Sharing My History with NAMI CALIFORNIA
Hello my name is Silvia. I am from Barcelona, Spain. As you can hear I have a big accent so please stop me if you don’t understand and I will be happy to repeat it.
I am taking a class to be Family and Peer Support Specialist from NAMI California. NAMI stands for National Alliance in Mental illness.
I am here today because I want to help you. Also, I can give you some information and services that you or your family can use.
I have a life experience living with a mental heath diagnoses. I was diagnosed 10 years ago. I felt confuse, scare and lonely. I used to be so ashamed of being mentally ill that I try to hard to hide it until I realize that I am who I am with my ups and downs, happy or sad.
Also, I can relate with you and your experience of being hospitalized because I was hospitalized too. I thought that I will never be able to come back to be a productive person to society and work again.
Being in a mental Hospital change me. First, I didn’t understand why people around me behave different when they find out. Some of them look at me with pity, others were scare and a few were curios. The hospital gave me some mental sanity back but took a piece of me and my soul. I felt lost, isolated, and miss understood. No one who has never experience this knows what is like. I felt that my soul was homeless but I was still there and it was still me. Living through that confusion and mental chaos was a very challenging until I find hope and a reason to live.

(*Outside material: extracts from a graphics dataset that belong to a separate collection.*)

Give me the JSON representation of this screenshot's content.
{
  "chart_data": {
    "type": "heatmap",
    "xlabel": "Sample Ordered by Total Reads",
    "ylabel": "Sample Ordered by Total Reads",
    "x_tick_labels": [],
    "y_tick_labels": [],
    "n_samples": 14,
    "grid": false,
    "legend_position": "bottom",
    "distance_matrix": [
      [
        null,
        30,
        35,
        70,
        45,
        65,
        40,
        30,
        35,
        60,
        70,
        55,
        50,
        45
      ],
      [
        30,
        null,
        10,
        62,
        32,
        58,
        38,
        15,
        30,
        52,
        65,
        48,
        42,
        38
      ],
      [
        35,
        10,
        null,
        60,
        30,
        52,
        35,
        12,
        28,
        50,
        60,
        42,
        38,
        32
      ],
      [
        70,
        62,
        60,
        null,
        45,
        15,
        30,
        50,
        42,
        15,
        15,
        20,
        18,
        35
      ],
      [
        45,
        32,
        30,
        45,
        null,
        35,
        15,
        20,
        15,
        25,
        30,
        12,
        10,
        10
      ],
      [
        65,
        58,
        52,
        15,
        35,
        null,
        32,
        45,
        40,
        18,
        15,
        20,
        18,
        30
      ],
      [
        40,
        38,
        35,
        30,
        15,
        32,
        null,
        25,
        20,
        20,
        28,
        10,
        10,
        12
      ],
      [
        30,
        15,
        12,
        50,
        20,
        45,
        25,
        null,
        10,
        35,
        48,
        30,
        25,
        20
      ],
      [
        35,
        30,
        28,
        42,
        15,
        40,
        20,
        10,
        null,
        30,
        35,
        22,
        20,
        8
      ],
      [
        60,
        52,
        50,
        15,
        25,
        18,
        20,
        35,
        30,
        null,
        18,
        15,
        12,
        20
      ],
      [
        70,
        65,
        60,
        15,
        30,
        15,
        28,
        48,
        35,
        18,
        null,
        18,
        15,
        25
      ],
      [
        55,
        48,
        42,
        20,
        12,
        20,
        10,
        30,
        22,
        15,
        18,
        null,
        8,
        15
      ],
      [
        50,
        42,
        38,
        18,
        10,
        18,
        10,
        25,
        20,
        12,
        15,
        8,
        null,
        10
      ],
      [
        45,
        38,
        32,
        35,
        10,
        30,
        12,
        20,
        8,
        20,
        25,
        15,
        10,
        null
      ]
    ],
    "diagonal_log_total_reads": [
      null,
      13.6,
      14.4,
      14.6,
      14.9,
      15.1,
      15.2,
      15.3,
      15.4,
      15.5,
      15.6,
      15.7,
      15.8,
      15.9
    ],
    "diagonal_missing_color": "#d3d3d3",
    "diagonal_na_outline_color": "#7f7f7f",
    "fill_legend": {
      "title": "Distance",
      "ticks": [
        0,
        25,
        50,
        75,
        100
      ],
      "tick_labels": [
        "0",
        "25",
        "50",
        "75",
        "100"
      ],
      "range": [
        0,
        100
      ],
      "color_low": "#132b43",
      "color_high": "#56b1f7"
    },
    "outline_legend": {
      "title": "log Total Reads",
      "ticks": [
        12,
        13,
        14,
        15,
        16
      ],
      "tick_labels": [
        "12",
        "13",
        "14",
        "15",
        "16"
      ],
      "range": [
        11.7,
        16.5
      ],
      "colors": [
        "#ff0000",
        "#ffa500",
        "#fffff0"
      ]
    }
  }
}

Now, I think that my time in the Hospital was a tune up. It is like a car when it needs to be repaired.
What help met though that difficulty time was following the directions of my psychiatrist, a lot of acceptance and self care. I started to take my medications daily and as prescribed. Also, I see my psychiatrist and therapist in a regular basis. I go to my support group every week.
I truly believe that everyone has a purpose in life. Mine is to help people. That is what I like to do. When I able to help another person who struggle and suffer I am able to transform my sadness into courage. My sadness goes away when I share my experience of hope and recovery to others My courage comes from doing what I have to do the best I can without blame or judgment.
I would never though that I will be able to it but people in NAMI California believe in me and help me to have hope again.
Recovery is not my goal is the journey to get it what is important to me. Transforming myself was my journey.
My recovery means transforming suffering into hope. It is like transforming poison into medicine. When I am able to see my challenges as an opportunity to learn they became my victories.